There you have it. Say what you want, do what you want — it’s an Open Thread.


45 comments

  1. DTOzone

    Am I alone in thinking trying to recall a governor for, you know, governing, was a huge waste of time, emotional and financial resources?

  2. Yes, life is a matter of pouring water into sand: “the hand, having writ, moves on”.

    Life is like journalism, feeding the press that is ever hungry as if you have never fed it before. The Moose is an example, where the volume of previous thought does not in itself create the creature but is only the memory of it.

    Only through continuing to pour water into sand are we, at all. One can read into that tragedy or joy, it is purely a matter of choice.

    Thirty-eight and soon thirty-nine birthdays have poured our time as parents into the sand. This is to either say that our period on this earth with our children small in our hands is coming to a close, or that the unique points in space and time and heart that are Christine and Roxanne and Damien consist of all that pouring.

    Life is good, life is grand, life is what it is.
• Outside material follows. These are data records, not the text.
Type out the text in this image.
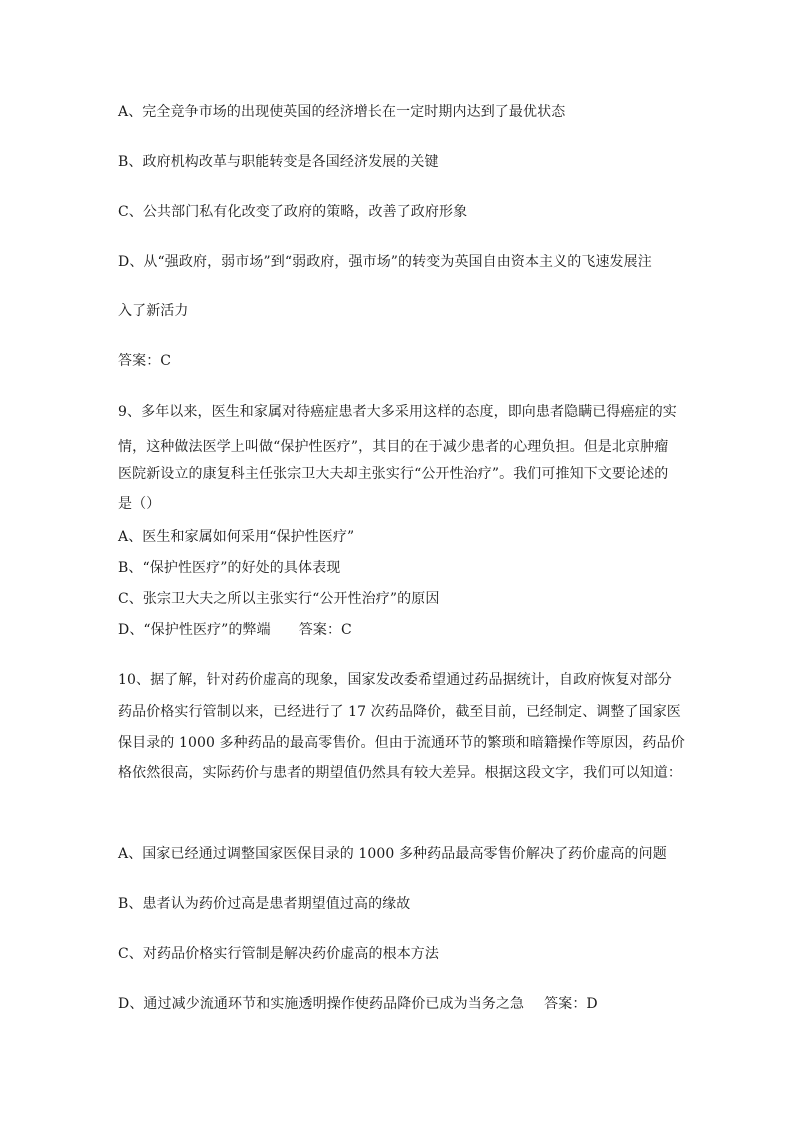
A、完全竞争市场的出现使英国的经济增长在一定时期内达到了最优状态
B、政府机构改革与职能转变是各国经济发展的关键
C、公共部门私有化改变了政府的策略，改善了政府形象
D、从“强政府，弱市场”到“弱政府，强市场”的转变为英国自由资本主义的飞速发展注
入了新活力
答案：C
9、多年以来，医生和家属对待癌症患者大多采用这样的态度，即向患者隐瞒已得癌症的实
情，这种做法医学上叫做“保护性医疗”，其目的在于减少患者的心理负担。但是北京肿瘤
医院新设立的康复科主任张宗卫大夫却主张实行“公开性治疗”。我们可推知下文要论述的
是（）
A、医生和家属如何采用“保护性医疗”
B、“保护性医疗”的好处的具体表现
C、张宗卫大夫之所以主张实行“公开性治疗”的原因
D、“保护性医疗”的弊端 答案：C
10、据了解，针对药价虚高的现象，国家发改委希望通过药品据统计，自政府恢复对部分
药品价格实行管制以来，已经进行了 17 次药品降价，截至目前，已经制定、调整了国家医
保目录的 1000 多种药品的最高零售价。但由于流通环节的繁琐和暗籍操作等原因，药品价
格依然很高，实际药价与患者的期望值仍然具有较大差异。根据这段文字，我们可以知道：
A、国家已经通过调整国家医保目录的 1000 多种药品最高零售价解决了药价虚高的问题
B、患者认为药价过高是患者期望值过高的缘故
C、对药品价格实行管制是解决药价虚高的根本方法
D、通过减少流通环节和实施透明操作使药品降价已成为当务之急 答案：D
Embracing the sound of the water pouring and reveling in the beauty of its flow is the key.

  3. fogiv

    8th grade graduation (they call it a ‘promotion’ now, don’tchaknow?) and in witnessing the ceremony and various academic recognitions, my belief that the GOP are more and more on the wrong side of history was affirmed — the top students, nearly all of them, especially in math and science, were girls.  And minorities.  

    What does the GOP have to offer these kids?  

  4. Strummerson

    Been away a bit for a number of reasons.  Trying to get next year set up (apt. rental, house sublet, schools for the three adorable little squatters who are freaking out about moving to a different country) and tending to music gear issues.

    But it’s really because I’m feeling pessimistic, even before last Friday’s bad economic numbers and the travesty of the re-call.  (If you are going to try to do something as hard as trying to unseat a Governor who hasn’t been indicted, you better make sure you can send a strong candidate to do it).

    I know it doesn’t help to gripe and recriminate, but as we await the SCOTUS decision on the ACA, I am really troubled by the fact that Obama didn’t sell, or in my eyes sufficiently try, to sell it to the public.  Now, if it goes down five months before the election, it will be “the bill that people didn’t want AND turned out to be illegal.”  It’s true that the specifics are popular and that repeal will be economically and socially harmful.  But he didn’t need to convince me.  I don’t buy DTO’s line that he tried and no matter what more he would have done, he would have been stymied by racism.  I think it was because he bought into a false distinction between campaigning and governing.  When the right wing media complains that the President is over-exposing himself and politicizing everything with a permanent campaign, that’s because it’s working.  Don’t back off the the thing they are trying to back you off of!  When the right wing media derides the president for being professorial and lecturing to the American people, it’s because he’s a good professor who explains things well and can effectively educate the public about his policies.  Don’t back off the thing they are trying to back you off of.

    OK.  End of rant.  But this thing is gonna be tough and its outcome is uncertain.  Even if demographics and the electoral map still suggest structural advantages and Obama CAN be a uniquely appealing campaigner, I think we need to approach this as underdogs.  Maybe a little pessimism is exactly what we need.  But right now, it’s just making me feel bad…

  5. HappyinVT

    all my poems start with “There once was a girl from Nantucket …” but I’m a perv that way.